…quando dalle turbolenze nasce il nuovo

Così, proprio le coste del Mediterraneo sono nuovamente, come già tante altre volte nella storia, il luogo dove un certo mondo, per come lo si conosceva  sta finendo, e dove il nuovo è in gestazione. Con un’apparente latenza durante la guerra fredda, come piattaforma per le basi di una delle due superpotenze, il Mediterraneo è stato già sempre teatro di complessità apparentemente caotiche. Ma caos e complessità congiunti, si sa, generano anche il nuovo. E il nuovo va scovato ai suoi esordi perchè è fragile e non clamoroso.

Una delle tante facce del nuovo oggi sono le donne mediterranee. Non le greche, le italiane, le magrebine, le egiziane e così via in quanto tali e con le loro differenti situazioni, bensì il tratto che le accomuna e insieme le distingue dalle loro antenate di poche generazioni passate e dalle loro madri: la capacità di mediare tra emancipazione e tradizione e una certa competenza nel praticare con inaspettato profitto  tempi scomodi.

Da un lato saper cogliere spazi che s’aprono di poter fare e di sapere, additare e combattere le trame dei poteri corrotti anche a prezzo della vita, essere autonome più di quanto superficialmente appaia e, dall’altro, la capacità di coltivare tratti positivi della tradizione: quel saper affrontare le traversie economiche o geopolitiche non soltanto per se stesse, ma per figli e familiari, saper alimentare reti di solidarietà, più interessate alla cura dell’altro che alla sua cruenta ed eroica eliminazione.

In questo non facile nuovo protagonismo, c’è un ulteriore passaggio per alcune, anzi, in proporzione col secolo passato, per moltissime: essere cittadine del mondo della ricerca.
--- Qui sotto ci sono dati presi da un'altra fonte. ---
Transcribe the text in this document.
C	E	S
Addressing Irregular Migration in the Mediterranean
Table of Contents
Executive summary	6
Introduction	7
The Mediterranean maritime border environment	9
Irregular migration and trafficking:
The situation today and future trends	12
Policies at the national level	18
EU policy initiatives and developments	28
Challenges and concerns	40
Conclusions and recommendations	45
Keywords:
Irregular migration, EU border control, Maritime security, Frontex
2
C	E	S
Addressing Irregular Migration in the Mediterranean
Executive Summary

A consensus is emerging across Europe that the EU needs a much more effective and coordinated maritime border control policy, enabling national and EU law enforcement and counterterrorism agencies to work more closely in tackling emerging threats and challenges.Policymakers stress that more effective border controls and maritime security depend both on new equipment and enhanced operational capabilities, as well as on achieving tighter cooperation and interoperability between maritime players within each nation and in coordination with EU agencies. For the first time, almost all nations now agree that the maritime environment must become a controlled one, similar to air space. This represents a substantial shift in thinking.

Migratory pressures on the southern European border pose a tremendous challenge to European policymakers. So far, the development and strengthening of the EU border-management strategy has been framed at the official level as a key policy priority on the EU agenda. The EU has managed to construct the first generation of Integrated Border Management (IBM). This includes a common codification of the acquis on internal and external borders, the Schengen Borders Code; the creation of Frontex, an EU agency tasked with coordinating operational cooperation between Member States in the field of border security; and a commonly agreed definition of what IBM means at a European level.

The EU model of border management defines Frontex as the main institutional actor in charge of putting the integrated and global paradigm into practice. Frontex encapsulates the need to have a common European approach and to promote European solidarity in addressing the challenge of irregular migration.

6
Da questo scorcio si aprono delle domande rivolte direttamente al futuro.

Si dice che ‘la scienza ha cambiato il mondo’, ma con l’ingresso massiccio delle donne c’è una direzione del cambiamento che il mondo imprimerà alle domande più urgenti delle scienze? Questa cosa un po’ vaga, il mondo, che è invece assai concreta come dinamiche tra politiche scientifiche ed economia, influisce oggi sui metodi e sulle pratiche della scienza. Tra i protagonisti della ricerca disseminati in laboratori, nelle università e centri di ricerca nei posti più disparati del pianeta (e non più solo nel recinto wasp del Nord Europa e degli Stati Uniti) le donne oggi esistono a pieno titolo. Pur continuando a scontare il noto gender inequality gap nelle distribuzione verticale delle carriere, si può dire ancora che siano le women behind dello scienziato di turno? Oppure, come ha scritto Bice Fubini, è in stretta correlazione con i livelli di diritti civili, politici, di autodeterminazione riproduttiva e alfabetizzazione che cominciano a spostare in prima persona i confini delle conoscenze?

 

Se sì, e alcuni recenti importanti premi per la ricerca e premi nobel lo confermano, allora la domanda che ne segue ci riguarda da vicino: quali saranno gli effetti di redistribuzione delle capacità e delle possibilità di protagonismo nel mondo della scienza oggi, dopo la crisi economica che sta scuotendo le economie dei paesi un tempo detti ‘opulenti’ e dopo le tormentate rivoluzioni politiche dei paesi arabi nel Nord-Africa? Come si ripercuoterà sull’occupazione e quindi sull’indipendenza economica e di giudizio femminile il paradosso, da un lato della penalizzazione della ricerca nei paesi in crisi del Sud-Europa e dall’altro quella sorta di “rinascimento scientifico” che, pur tra mille difficoltà, investe alcuni nuovi Paesi emergenti sul piano scientifico come ad esempio la Turchia o il Marocco?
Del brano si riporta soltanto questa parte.